Another annoyance is the incessant unlawful publishing on Facebook of images stolen and published without permission from their owners. IP theft appears to have become the norm. Add to that the reality that the platform is flooded with meaningless AI-generated garbage, and the decision to bail out becomes a no-brainer.

Zuckerberg’s sucking up to Mango Mussolini who sits on his throne in the White House is an additional factor, but my move away from social media platforms was coming way before Zuckerberg openly joined the ranks of Trump-sycophantic scum.

As long as things like those plantation investment scams on LinkedIn don’t get totally out of hand, I might remain on that single social media platform.

That said, the missionaries for the Church of the Amazing AI on LinkedIn are increasingly annoying. My still being on that platform must be a demonstration of my tolerance for alien belief systems.

To Don’t Lists

Although I have often been fond of making “to do” lists with items I check off as I do them, I have recently come to see the value in making “to don’t” lists.

You simply make a list of things, including things that you should do, but that you know in your heart you will not do. Then you proceed not to do them. You can check them off as you don’t do them, but that is optional.

It is best to keep a record of your to undone to don’t items, because you will need to include these in your next to don’t list, thereby avoiding accidentally doing some of them. Consistency is a virtue.

This is an elegant solution to a longstanding problem. You enjoy a sense of achievement without having to expend any effort or spend any time.

Publishing of Intellectual Property without Permission: It’s unlawful in most places.

Publicly sharing a stolen image in a social media post that consists almost entirely of the stolen image is unlawful in most legal jurisdictions.
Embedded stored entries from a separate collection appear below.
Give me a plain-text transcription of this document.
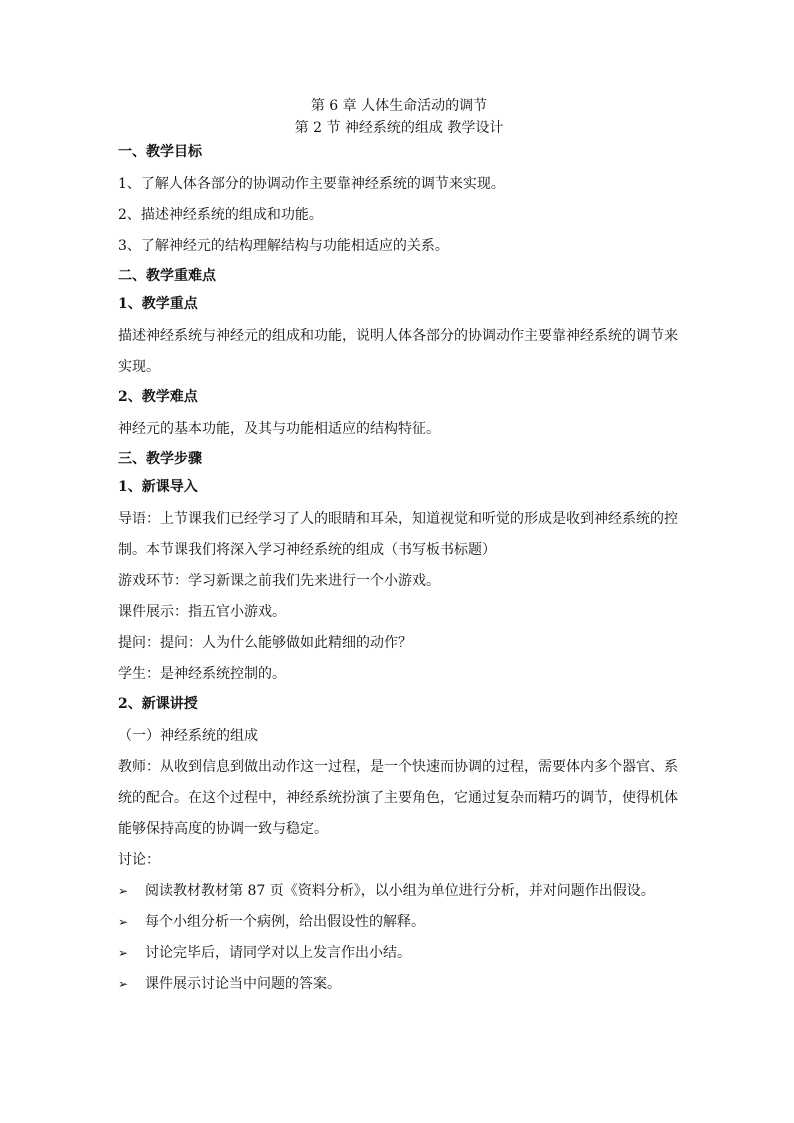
第 6 章 人体生命活动的调节

第 2 节 神经系统的组成 教学设计

一、教学目标

1、了解人体各部分的协调动作主要靠神经系统的调节来实现。

2、描述神经系统的组成和功能。

3、了解神经元的结构理解结构与功能相适应的关系。

二、教学重难点
1、教学重点

描述神经系统与神经元的组成和功能，说明人体各部分的协调动作主要靠神经系统的调节来实现。

2、教学难点

神经元的基本功能，及其与功能相适应的结构特征。

三、教学步骤
1、新课导入

导语：上节课我们已经学习了人的眼睛和耳朵，知道视觉和听觉的形成是收到神经系统的控制。本节课我们将深入学习神经系统的组成（书写板书标题）

游戏环节：学习新课之前我们先来进行一个小游戏。

课件展示：指五官小游戏。

提问：提问：人为什么能够做如此精细的动作？

学生：是神经系统控制的。

2、新课讲授

（一）神经系统的组成

教师：从收到信息到做出动作这一过程，是一个快速而协调的过程，需要体内多个器官、系统的配合。在这个过程中，神经系统扮演了主要角色，它通过复杂而精巧的调节，使得机体能够保持高度的协调一致与稳定。

讨论：

➢	阅读教材教材第 87 页《资料分析》，以小组为单位进行分析，并对问题作出假设。
➢	每个小组分析一个病例，给出假设性的解释。
➢	讨论完毕后，请同学对以上发言作出小结。
➢	课件展示讨论当中问题的答案。
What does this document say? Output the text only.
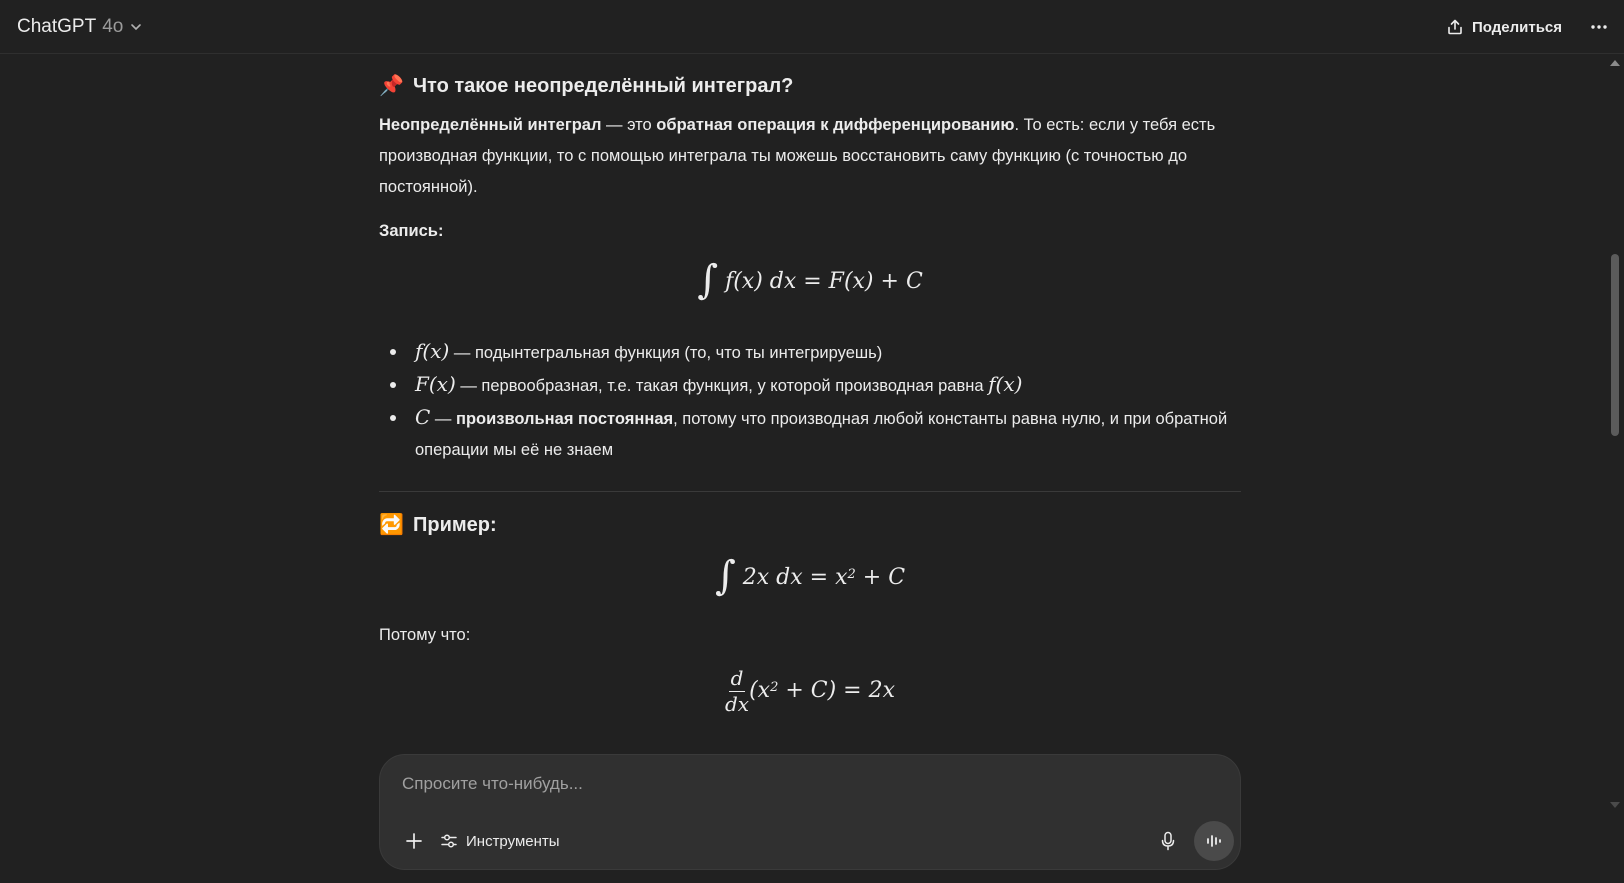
ChatGPT 4o	Поделиться
📌 Что такое неопределённый интеграл?
Неопределённый интеграл — это обратная операция к дифференцированию. То есть: если у тебя есть производная функции, то с помощью интеграла ты можешь восстановить саму функцию (с точностью до постоянной).
Запись:
∫ f(x) dx = F(x) + C
f(x) — подынтегральная функция (то, что ты интегрируешь)
F(x) — первообразная, т.е. такая функция, у которой производная равна f(x)
C — произвольная постоянная, потому что производная любой константы равна нулю, и при обратной операции мы её не знаем
🔁 Пример:
∫ 2x dx = $x^2 + C$
Потому что:
$\frac{d}{dx} (x^2 + C) = 2x$
Спросите что-нибудь...
Инструменты
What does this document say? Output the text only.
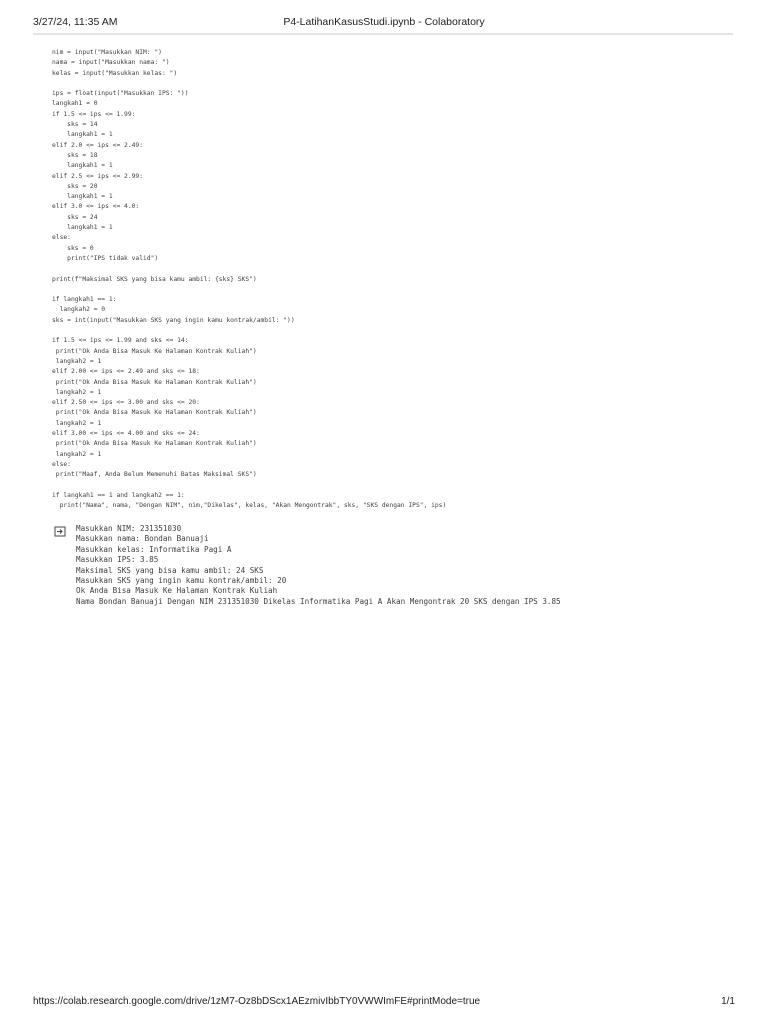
3/27/24, 11:35 AM	P4-LatihanKasusStudi.ipynb - Colaboratory
nim = input("Masukkan NIM: ")
nama = input("Masukkan nama: ")
kelas = input("Masukkan kelas: ")
ips = float(input("Masukkan IPS: "))
langkah1 = 0
if 1.5 <= ips <= 1.99:
sks = 14
langkah1 = 1
elif 2.0 <= ips <= 2.49:
sks = 18
langkah1 = 1
elif 2.5 <= ips <= 2.99:
sks = 20
langkah1 = 1
elif 3.0 <= ips <= 4.0:
sks = 24
langkah1 = 1
else:
sks = 0
print("IPS tidak valid")
print(f"Maksimal SKS yang bisa kamu ambil: {sks} SKS")
if langkah1 == 1:
langkah2 = 0
sks = int(input("Masukkan SKS yang ingin kamu kontrak/ambil: "))
if 1.5 <= ips <= 1.99 and sks <= 14:
print("Ok Anda Bisa Masuk Ke Halaman Kontrak Kuliah")
langkah2 = 1
elif 2.00 <= ips <= 2.49 and sks <= 18:
print("Ok Anda Bisa Masuk Ke Halaman Kontrak Kuliah")
langkah2 = 1
elif 2.50 <= ips <= 3.00 and sks <= 20:
print("Ok Anda Bisa Masuk Ke Halaman Kontrak Kuliah")
langkah2 = 1
elif 3.00 <= ips <= 4.00 and sks <= 24:
print("Ok Anda Bisa Masuk Ke Halaman Kontrak Kuliah")
langkah2 = 1
else:
print("Maaf, Anda Belum Memenuhi Batas Maksimal SKS")
if langkah1 == 1 and langkah2 == 1:
print("Nama", nama, "Dengan NIM", nim,"Dikelas", kelas, "Akan Mengontrak", sks, "SKS dengan IPS", ips)
Masukkan NIM: 231351030
Masukkan nama: Bondan Banuaji
Masukkan kelas: Informatika Pagi A
Masukkan IPS: 3.85
Maksimal SKS yang bisa kamu ambil: 24 SKS
Masukkan SKS yang ingin kamu kontrak/ambil: 20
Ok Anda Bisa Masuk Ke Halaman Kontrak Kuliah
Nama Bondan Banuaji Dengan NIM 231351030 Dikelas Informatika Pagi A Akan Mengontrak 20 SKS dengan IPS 3.85
https://colab.research.google.com/drive/1zM7-Oz8bDScx1AEzmivIbbTY0VWWImFE#printMode=true	1/1
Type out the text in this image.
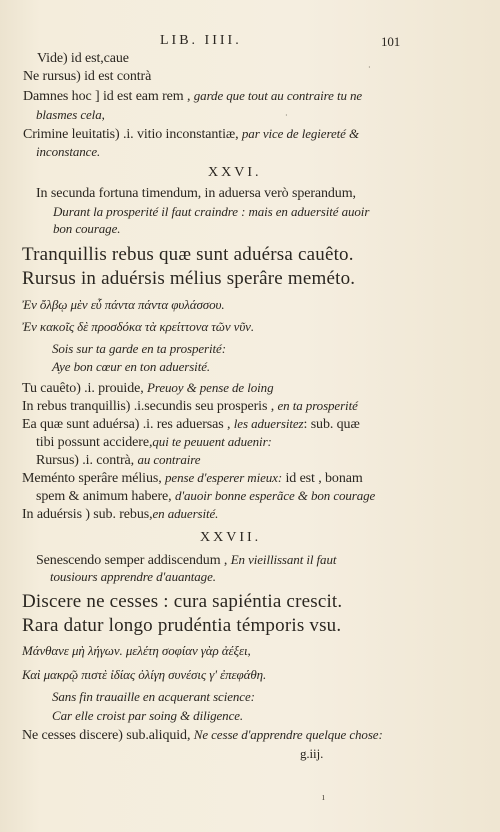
LIB. IIII.	101
·
·
Vide) id est,caue
Ne rursus) id est contrà
Damnes hoc ] id est eam rem , garde que tout au contraire tu ne
blasmes cela,
Crimine leuitatis) .i. vitio inconstantiæ, par vice de legiereté &
inconstance.
XXVI.
In secunda fortuna timendum, in aduersa verò sperandum,
Durant la prosperité il faut craindre : mais en aduersité auoir
bon courage.
Tranquillis rebus quæ sunt aduérsa cauêto.
Rursus in aduérsis mélius sperâre meméto.
Ἐν ὄλβῳ μὲν εὖ πάντα πάντα φυλάσσου.
Ἐν κακοῖς δὲ προσδόκα τὰ κρείττονα τῶν νῦν.
Sois sur ta garde en ta prosperité:
Aye bon cœur en ton aduersité.
Tu cauêto) .i. prouide, Preuoy & pense de loing
In rebus tranquillis) .i.secundis seu prosperis , en ta prosperité
Ea quæ sunt aduérsa) .i. res aduersas , les aduersitez: sub. quæ
tibi possunt accidere,qui te peuuent aduenir:
Rursus) .i. contrà, au contraire
Meménto sperâre mélius, pense d'esperer mieux: id est , bonam
spem & animum habere, d'auoir bonne esperãce & bon courage
In aduérsis ) sub. rebus,en aduersité.
XXVII.
Senescendo semper addiscendum , En vieillissant il faut
tousiours apprendre d'auantage.
Discere ne cesses : cura sapiéntia crescit.
Rara datur longo prudéntia témporis vsu.
Μάνθανε μὴ λήγων. μελέτη σοφίαν γὰρ ἀέξει,
Καὶ μακρῷ πιστὲ ἰδίας ὀλίγη συνέσις γ' ἐπεφάθη.
Sans fin trauaille en acquerant science:
Car elle croist par soing & diligence.
Ne cesses discere) sub.aliquid, Ne cesse d'apprendre quelque chose:
g.iij.
ı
Adding credit to or citing the originator doesn’t make it lawful without first getting permission to publish, and many such “credits” just name (often by a meaningless pseudonym or platform name) the immediately previous thief who unlawfully published the image elsewhere.

All of this is a win for platform owners like Mark Zuckerberg and a loss for the universe of people still purporting to know right from wrong. Zuckerberg is guilty of countless violations of ethical common sense and doesn’t live in that universe. And his sucking up to and funding Mango Mussolini is another indication of a problem that needs fixing and is a reason I left his platform recently.

The Approaching Authentipause

The heliopause is the point in space, outside of our solar system, beyond which the solar wind from our heliosphere can no longer counteract the incoming flow of interstellar wind.

We can imagine an “authentipause”—somewhat similar to the concept of the heliopause—which is the point beyond which the flow of reality and facts flowing outward from our real world of carbon-based sentient beings—I will call it the “authentisphere”—can no longer successfully counteract the force of fake things flowing in from the outer sphere (the illusionosphere or fake-osphere), which is populated by AI and AI-generated illusions, essentially a world of fake nonsense generated by computer code running in silicon-based entities, but still, as of this writing, under the nominal control of their carbon-based owners. That might change sometime.

The authentipause is clearly moving inward at an accelerating pace, effectively shrinking the authentisphere we have become used to inhabiting and enveloping us in an environment in which fake overtakes real. That is already becoming the case in numerous online venues, and social media, a great promoter of fake AI-generated nonsense, is helping that happen.

The authentisphere. Enjoy while you can. Not too far in the future, we may look back on it fondly in the rear-view mirror.